Originally Posted by maarten12100
Part is still shared in Steamroller in the end the BD derivatives should give a larger speedup than hyperthreading while still being weaker than true cores instead of a 10/15% speedup it would run @80/90% or so which is pretty good for the space you would be saving.
Does that answer his question?
- Branch Predictor => the old BP was pretty good and this one's mispredict rate is 20% lower
- Instruction Cache => 96KB 3-way is good compromise for power/hit rate/latency
- Prefetch => Doubled and additional entries can be used for low power loop buffer
- Fetch => 16B (four instructions) per core per cycle - no bottleneck
- FPU => No decrease in throughput vs. BD/PD, many load/store instructions have drastically lower latency. Bring on 256-bit FMACs Excavator!
- Write Coalescing Cache => No idea. I'm guessing there have been a lot of changes around this to increase write bandwidth.
- L2 Cache/Bus Unit => Ditto, (improve bandwidth, latency, outstanding misses etc.). Resizeable! Very cool feature.
- Decode => sustain decoding/dispatch of 4 IPC
- Micro-op Queue => small feature, but may be critical to IPC and perf/watt in tight loops
- Register Files => larger, same latency as before
- Scheduler => bigger scheduling window, smarter scheduling
- 2 ALU + 2 AGLU => AGLUs can execute reg-to-reg MOVs, allows 4 MOVs per cycle
- Load/Store Unit => Added ability to execute 2 stores/cycle (up from 1 load + 1 store per cycle or 2 loads per cycle)

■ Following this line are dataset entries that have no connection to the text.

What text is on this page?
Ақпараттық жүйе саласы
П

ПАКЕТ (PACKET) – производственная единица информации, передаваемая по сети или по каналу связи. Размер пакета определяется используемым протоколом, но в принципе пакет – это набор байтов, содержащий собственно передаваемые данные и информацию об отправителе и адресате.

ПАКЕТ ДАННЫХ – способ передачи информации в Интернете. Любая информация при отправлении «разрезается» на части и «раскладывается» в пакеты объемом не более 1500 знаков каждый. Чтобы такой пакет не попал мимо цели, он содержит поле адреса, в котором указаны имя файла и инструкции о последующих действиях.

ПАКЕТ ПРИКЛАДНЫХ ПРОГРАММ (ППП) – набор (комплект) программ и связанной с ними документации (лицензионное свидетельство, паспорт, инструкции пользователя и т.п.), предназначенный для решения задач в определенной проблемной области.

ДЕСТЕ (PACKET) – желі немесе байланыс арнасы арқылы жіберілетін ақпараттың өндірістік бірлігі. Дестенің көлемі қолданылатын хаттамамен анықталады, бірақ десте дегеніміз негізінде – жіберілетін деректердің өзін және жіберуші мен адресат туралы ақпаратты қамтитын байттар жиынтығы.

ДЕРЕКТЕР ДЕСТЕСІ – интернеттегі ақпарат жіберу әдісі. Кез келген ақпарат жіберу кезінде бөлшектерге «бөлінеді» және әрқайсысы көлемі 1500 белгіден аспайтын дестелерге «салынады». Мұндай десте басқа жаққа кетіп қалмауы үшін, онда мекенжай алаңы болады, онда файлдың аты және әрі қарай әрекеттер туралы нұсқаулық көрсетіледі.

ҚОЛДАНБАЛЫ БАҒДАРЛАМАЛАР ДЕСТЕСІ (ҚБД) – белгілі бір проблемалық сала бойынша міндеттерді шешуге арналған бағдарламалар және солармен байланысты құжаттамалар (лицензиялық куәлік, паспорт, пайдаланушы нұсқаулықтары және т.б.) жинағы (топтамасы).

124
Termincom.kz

- Data Cache => Performance really depends on this. I don't have any specifics but I think this is drastically improved (but no size/associativity increase)
- L1 Prefetcher => Also improved, nice to hear.
- Thread Retire => no change, can retire 4 IPC
- Write Combining Cache => I'm guessing there is more write combining resource. With a large enough buffer, write-through becomes a non-issue for store bandwidth.
Overall, the front-end should cause few problems for throughput. FPU seems to be latency-optimized. AMD has focused on optimizing loops.
My only concern right now is L1 write/copy bandwidth which could be a bottleneck. AMD says "major improvements to store handling", so I'm thinking this was an area of focus as well.
Originally Posted by Redwoodz
Dual socket Kaveri desktop board with quad-channel DDR4!
Quad-core Kaveri Athlon for $80? I'm down.